C’est là qu’il accomplit le premier des signes miraculeux rapportés dans l’évangile de Jean : il changea l’eau en vin lors d’une noce, répondant à la demande de sa mère, Marie (Jean 2.1-11).
L’évangile souligne que ce signe révéla sa gloire et amena ses disciples à croire en lui, le début public de son œuvre.
Peu après, Jésus retourna à Cana.
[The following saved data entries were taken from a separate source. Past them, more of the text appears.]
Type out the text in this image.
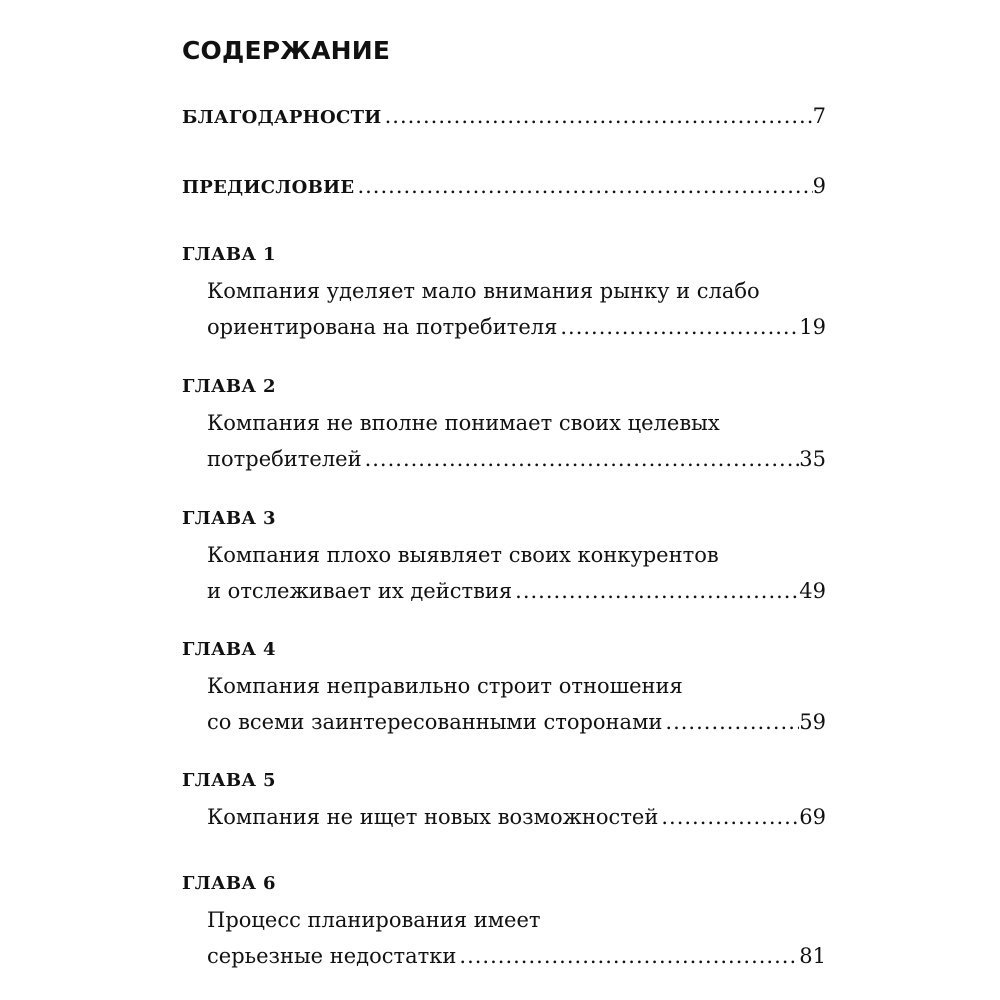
СОДЕРЖАНИЕ
БЛАГОДАРНОСТИ .....	7
ПРЕДИСЛОВИЕ .....	9
ГЛАВА 1
Компания уделяет мало внимания рынку и слабо
ориентирована на потребителя .....	19
ГЛАВА 2
Компания не вполне понимает своих целевых
потребителей .....	35
ГЛАВА 3
Компания плохо выявляет своих конкурентов
и отслеживает их действия .....	49
ГЛАВА 4
Компания неправильно строит отношения
со всеми заинтересованными сторонами .....	59
ГЛАВА 5
Компания не ищет новых возможностей .....	69
ГЛАВА 6
Процесс планирования имеет
серьезные недостатки .....	81
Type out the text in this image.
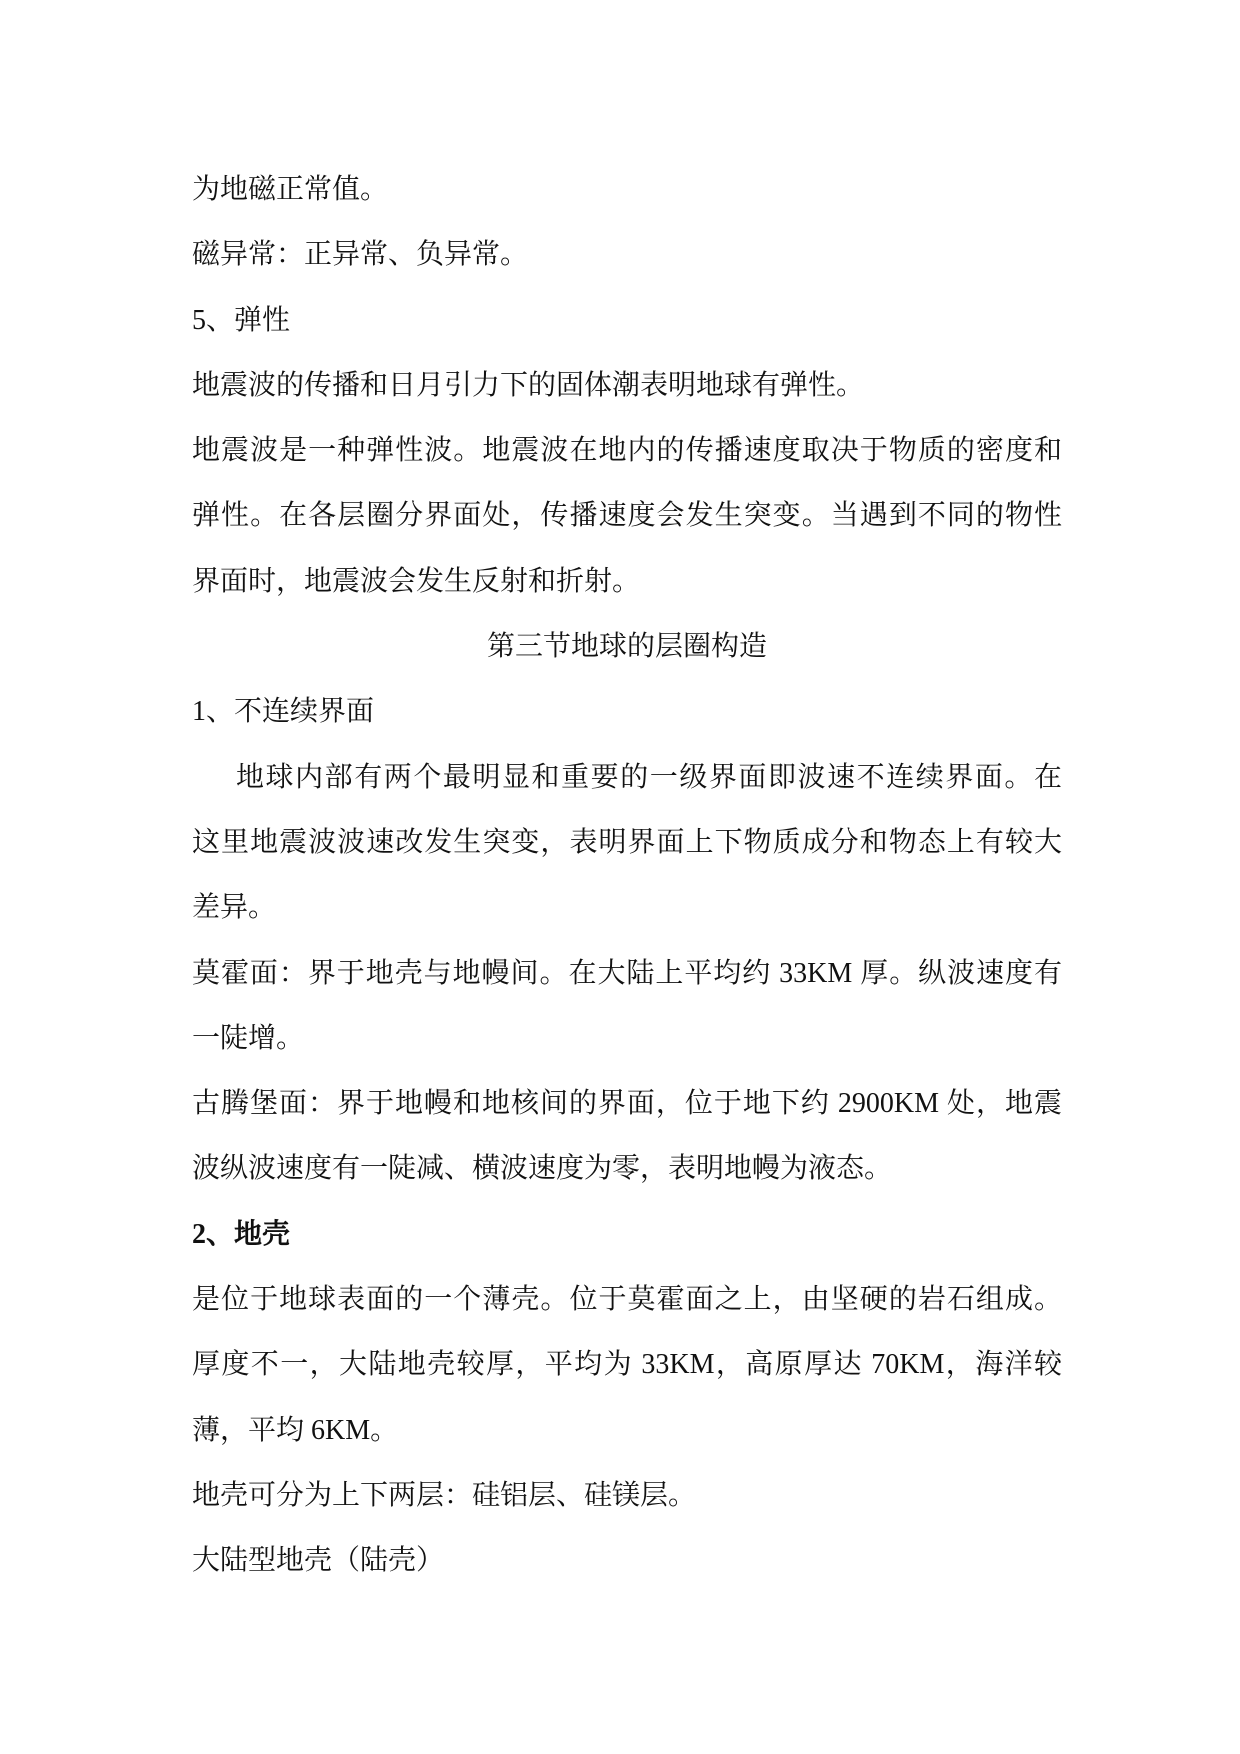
为地磁正常值。
磁异常：正异常、负异常。
5、弹性
地震波的传播和日月引力下的固体潮表明地球有弹性。
地震波是一种弹性波。地震波在地内的传播速度取决于物质的密度和
弹性。在各层圈分界面处，传播速度会发生突变。当遇到不同的物性
界面时，地震波会发生反射和折射。
第三节地球的层圈构造
1、不连续界面
地球内部有两个最明显和重要的一级界面即波速不连续界面。在
这里地震波波速改发生突变，表明界面上下物质成分和物态上有较大
差异。
莫霍面：界于地壳与地幔间。在大陆上平均约 33KM 厚。纵波速度有
一陡增。
古腾堡面：界于地幔和地核间的界面，位于地下约 2900KM 处，地震
波纵波速度有一陡减、横波速度为零，表明地幔为液态。
2、地壳
是位于地球表面的一个薄壳。位于莫霍面之上，由坚硬的岩石组成。
厚度不一，大陆地壳较厚，平均为 33KM，高原厚达 70KM，海洋较
薄，平均 6KM。
地壳可分为上下两层：硅铝层、硅镁层。
大陆型地壳（陆壳）
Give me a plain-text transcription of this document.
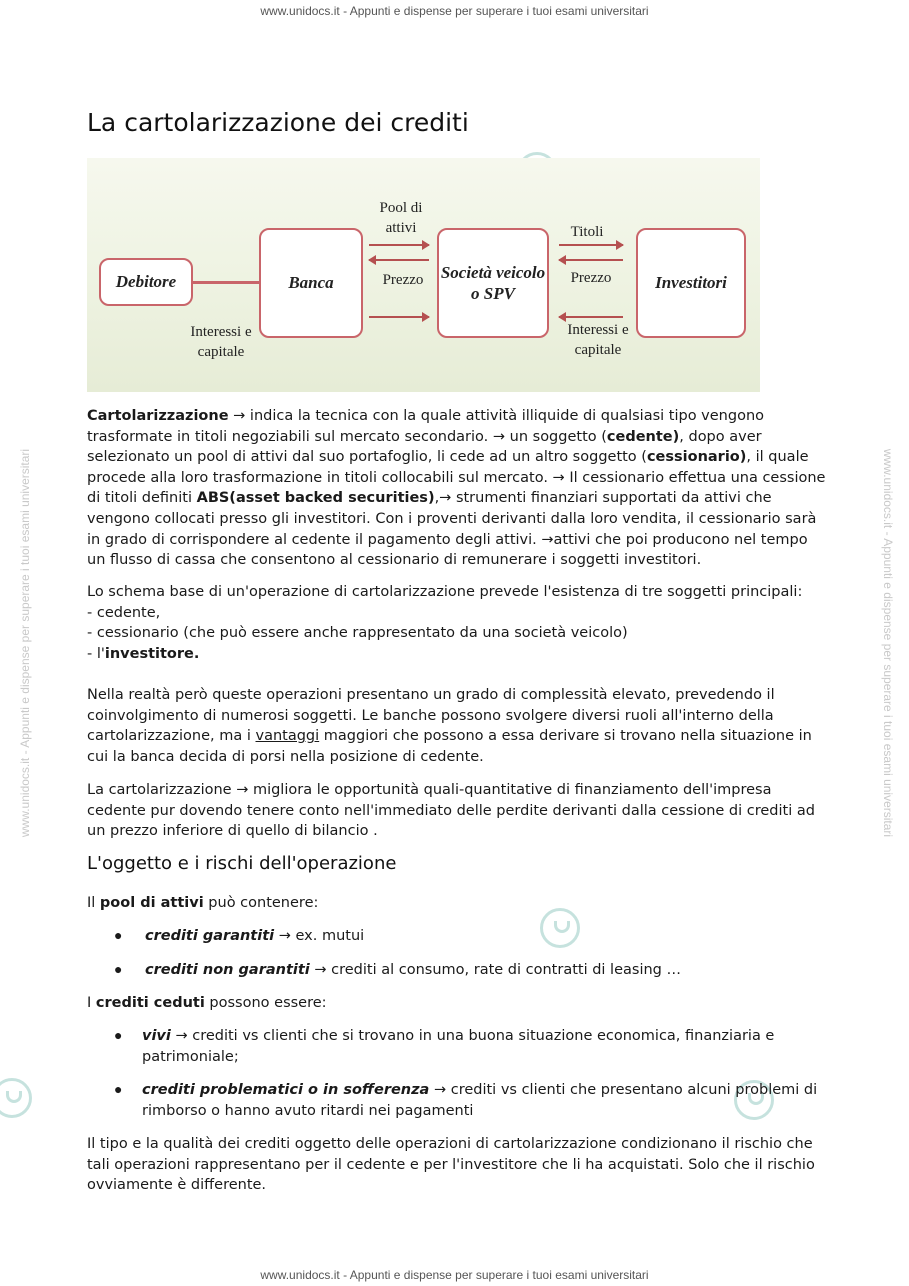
www.unidocs.it - Appunti e dispense per superare i tuoi esami universitari
www.unidocs.it - Appunti e dispense per superare i tuoi esami universitari
www.unidocs.it - Appunti e dispense per superare i tuoi esami universitari	www.unidocs.it - Appunti e dispense per superare i tuoi esami universitari
La cartolarizzazione dei crediti
Debitore	Banca
Società veicolo o SPV
Investitori
Pool di attivi
Prezzo
Titoli
Prezzo
Interessi e capitale
Interessi e capitale

Cartolarizzazione → indica la tecnica con la quale attività illiquide di qualsiasi tipo vengono trasformate in titoli negoziabili sul mercato secondario. → un soggetto (cedente), dopo aver selezionato un pool di attivi dal suo portafoglio, li cede ad un altro soggetto (cessionario), il quale procede alla loro trasformazione in titoli collocabili sul mercato. → Il cessionario effettua una cessione di titoli definiti ABS(asset backed securities),→ strumenti finanziari supportati da attivi che vengono collocati presso gli investitori. Con i proventi derivanti dalla loro vendita, il cessionario sarà in grado di corrispondere al cedente il pagamento degli attivi. →attivi che poi producono nel tempo un flusso di cassa che consentono al cessionario di remunerare i soggetti investitori.

Lo schema base di un'operazione di cartolarizzazione prevede l'esistenza di tre soggetti principali:

- cedente,

- cessionario (che può essere anche rappresentato da una società veicolo)

- l'investitore.

Nella realtà però queste operazioni presentano un grado di complessità elevato, prevedendo il coinvolgimento di numerosi soggetti. Le banche possono svolgere diversi ruoli all'interno della cartolarizzazione, ma i vantaggi maggiori che possono a essa derivare si trovano nella situazione in cui la banca decida di porsi nella posizione di cedente.

La cartolarizzazione → migliora le opportunità quali-quantitative di finanziamento dell'impresa cedente pur dovendo tenere conto nell'immediato delle perdite derivanti dalla cessione di crediti ad un prezzo inferiore di quello di bilancio .
L'oggetto e i rischi dell'operazione

Il pool di attivi può contenere:

● crediti garantiti → ex. mutui
● crediti non garantiti → crediti al consumo, rate di contratti di leasing …

I crediti ceduti possono essere:

● vivi → crediti vs clienti che si trovano in una buona situazione economica, finanziaria e patrimoniale;
● crediti problematici o in sofferenza → crediti vs clienti che presentano alcuni problemi di rimborso o hanno avuto ritardi nei pagamenti
Il tipo e la qualità dei crediti oggetto delle operazioni di cartolarizzazione condizionano il rischio che tali operazioni rappresentano per il cedente e per l'investitore che li ha acquistati. Solo che il rischio ovviamente è differente.
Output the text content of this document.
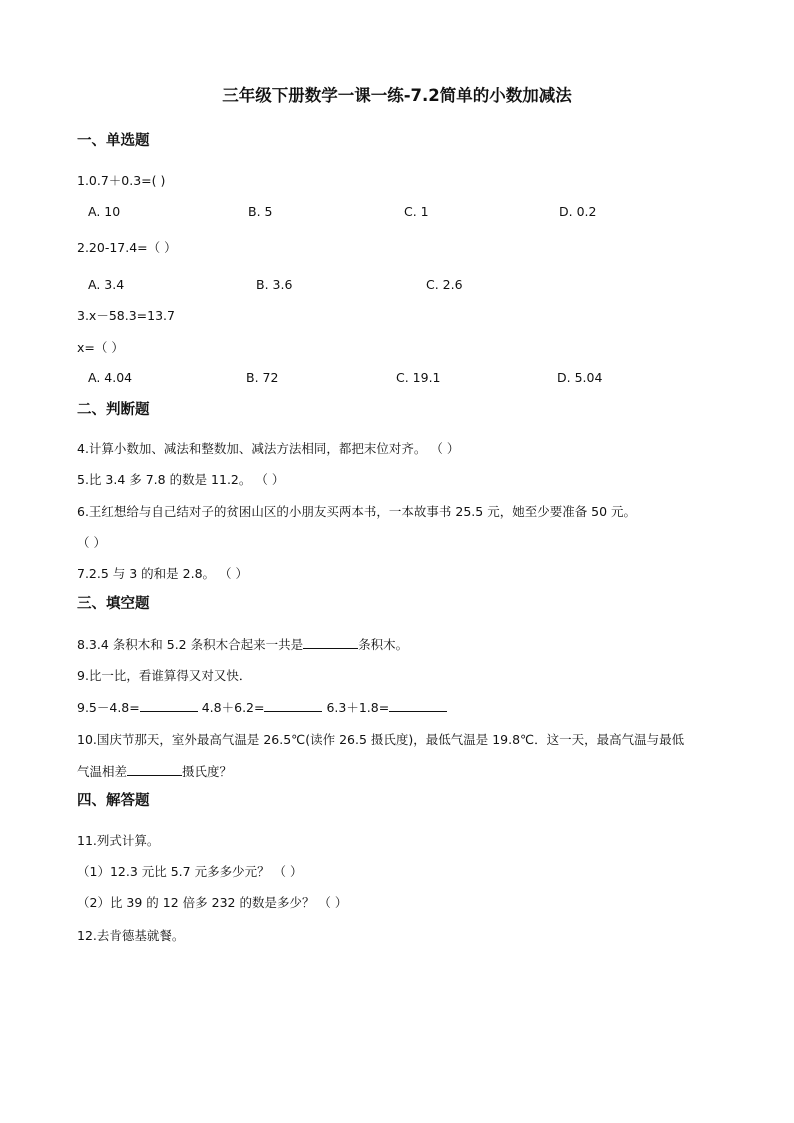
三年级下册数学一课一练-7.2简单的小数加减法
一、单选题
1.0.7＋0.3=( )
A. 10	B. 5	C. 1	D. 0.2
2.20-17.4=（ ）
A. 3.4	B. 3.6	C. 2.6
3.x－58.3=13.7
x=（ ）
A. 4.04	B. 72	C. 19.1	D. 5.04
二、判断题
4.计算小数加、减法和整数加、减法方法相同，都把末位对齐。 （ ）
5.比 3.4 多 7.8 的数是 11.2。 （ ）
6.王红想给与自己结对子的贫困山区的小朋友买两本书，一本故事书 25.5 元，她至少要准备 50 元。
（ ）
7.2.5 与 3 的和是 2.8。 （ ）
三、填空题
8.3.4 条积木和 5.2 条积木合起来一共是	条积木。
9.比一比，看谁算得又对又快．
9.5－4.8=	4.8＋6.2=	6.3＋1.8=
10.国庆节那天，室外最高气温是 26.5℃(读作 26.5 摄氏度)，最低气温是 19.8℃．这一天，最高气温与最低
气温相差	摄氏度？
四、解答题
11.列式计算。
（1）12.3 元比 5.7 元多多少元？ （ ）
（2）比 39 的 12 倍多 232 的数是多少？ （ ）
12.去肯德基就餐。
Là, sans se déplacer jusqu’à Capernaüm, il guérit à distance le fils d’un officier du roi par sa seule parole (Jean 4.46-54).
L’évangile rapporte encore que Nathanaël, l’un des disciples de Jésus, était originaire de Cana (Jean 21.2).
Cana n’était ni un centre religieux ni un centre politique. C’était un lieu ordinaire, de noces et de vie quotidienne, mais c’est là que Jésus choisit de révéler pour la première fois qui il était.
Cela montre quelque chose de constant dans son ministère : la gloire de Jésus ne dépendait pas de grandes scènes. Elle se manifestait dans des fêtes simples, des familles ordinaires, des demandes d’aide du quotidien.